If Laughter on the 23rd Floor is making the rounds of area community theaters, so far it's a welcome tour. Phoenix Productions staged the Neil Simon comedy in February, and Monmouth Players is getting laughs with it now. The venue is different; the cast and director is different; but the result is the same: A couple of hours of solid entertainment. The only reason not to laugh, in fact, is so you won't miss the next gag line. Most of the jokes aren't new- they're purposely not - but in the admirable Monmouth Players production, the witty, sarcastic give-and-take more than holds up.

The play was written in 1993, but its set 40 years earlier, in the heyday &endash; and the writers workroom &endash; of NBC-TV's Your Shows of Shows starring Sid Caesar. The roman a clef is based on the illustrious group of writers who penned the Caesar (and Imogene Coca, Carl Reiner and Howard Morris) comedy sketches. Among those writers were Larry Gelbart, Mel Brooks, and Simon himself, who (okay, with some lesser lights) have written everything that's funny.

Primarily a tribute and a fond eulogy for the long gone days of live TV, Laughter on the 23rd floor also comments on the era's politics. Much of Caesar's satirical comedy, for all its apparent silliness, was intelligent and irreverent. No less of a comic genius than Jackie Gleason was on CBS opposite Show of Shows, but it was Caesar's digs at convention and conservatism that got caught up in the net if McCarthyism. The play touches on this, suggesting that political pressure caused the show's demise in the bland Eisenhower years.

That may or may not be the case, but it doesn't dampen the spirit of the Monmouth Players ensemble. As Lucas, the rookie writer drawn from Simon, Kevin Vislocky is excellent; he even looks a bit like the playwright. Sid Caesar's reputation has been distilled over the years to one of a blustering tyrant, but with staff loyalty and political Liberalism. Here, he's Max Prince, and all those features, as well as a sense of the truly peculiar (a Caesar characteristic), are captured by Bill Rogers, although some of his outbursts lapse into incoherence.

Milt is the master of insults, and Fortunato Seveninni issues them with a keen comic edge. Rapid fire exchanges between Keith Sampino as Val, who curses in a perfectly executed Russian accent, and John Reno as Brian, the lone Irishman in the primarily Jewish group, also hit their marks. Meena Dimian is the dapper, droll Kenny, and Bill King is Ira, the hypochondriac whose goal is to have a virus named after him.

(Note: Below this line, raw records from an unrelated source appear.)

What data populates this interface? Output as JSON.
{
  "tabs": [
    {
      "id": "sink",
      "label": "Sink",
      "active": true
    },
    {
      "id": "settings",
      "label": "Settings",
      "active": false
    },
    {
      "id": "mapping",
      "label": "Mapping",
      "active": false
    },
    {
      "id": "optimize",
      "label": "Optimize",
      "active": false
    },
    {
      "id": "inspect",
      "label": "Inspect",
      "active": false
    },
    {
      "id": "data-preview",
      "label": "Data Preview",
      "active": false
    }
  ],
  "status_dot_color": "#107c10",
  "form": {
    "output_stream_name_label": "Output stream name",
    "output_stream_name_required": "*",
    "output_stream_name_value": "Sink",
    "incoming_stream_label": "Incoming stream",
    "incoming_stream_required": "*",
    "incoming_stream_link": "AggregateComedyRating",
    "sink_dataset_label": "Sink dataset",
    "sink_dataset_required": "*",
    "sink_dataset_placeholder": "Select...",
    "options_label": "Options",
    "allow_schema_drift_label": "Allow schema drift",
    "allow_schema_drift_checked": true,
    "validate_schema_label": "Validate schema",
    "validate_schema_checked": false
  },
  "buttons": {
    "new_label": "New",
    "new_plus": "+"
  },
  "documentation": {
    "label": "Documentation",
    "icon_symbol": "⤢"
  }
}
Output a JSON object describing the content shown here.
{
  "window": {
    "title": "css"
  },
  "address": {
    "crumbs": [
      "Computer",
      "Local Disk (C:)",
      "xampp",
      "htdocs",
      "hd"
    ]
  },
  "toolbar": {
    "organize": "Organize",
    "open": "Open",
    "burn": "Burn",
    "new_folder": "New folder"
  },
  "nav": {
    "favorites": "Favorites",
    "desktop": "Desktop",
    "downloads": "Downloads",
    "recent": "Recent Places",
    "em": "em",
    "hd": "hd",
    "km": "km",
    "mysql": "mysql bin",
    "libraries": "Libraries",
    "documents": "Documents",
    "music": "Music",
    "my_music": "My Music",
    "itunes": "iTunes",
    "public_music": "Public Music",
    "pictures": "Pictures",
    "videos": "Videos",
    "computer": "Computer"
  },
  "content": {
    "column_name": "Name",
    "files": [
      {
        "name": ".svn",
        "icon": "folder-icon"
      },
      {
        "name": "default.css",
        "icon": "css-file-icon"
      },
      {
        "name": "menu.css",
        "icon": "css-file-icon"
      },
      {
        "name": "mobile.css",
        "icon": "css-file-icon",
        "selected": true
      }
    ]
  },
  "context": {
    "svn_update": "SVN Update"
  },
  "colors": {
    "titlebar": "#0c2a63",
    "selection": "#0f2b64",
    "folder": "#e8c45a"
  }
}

As the lone female writer, Lipica Shah impresses, is spite of some discomfort with her character's salty language. Jennifer Lauren Scott plays Max's secretary, whose dreams of becoming a writer do not look promising.

Co-directors are listed, and for a play about co-writers, why not? Whoever did what; Rebecca Harris Flynn and Paul Renick effectively managed the traffic and kept the zingers flying. Most to the director's credit, the cast seemed as if they'd been working together in that writer's room longer than just a few hours over a couple of weekends.

This is Monmouth Players' 51st season. Half the sold out audience last Saturday looked to average about 30 years old. That bodes well for the next 51 years.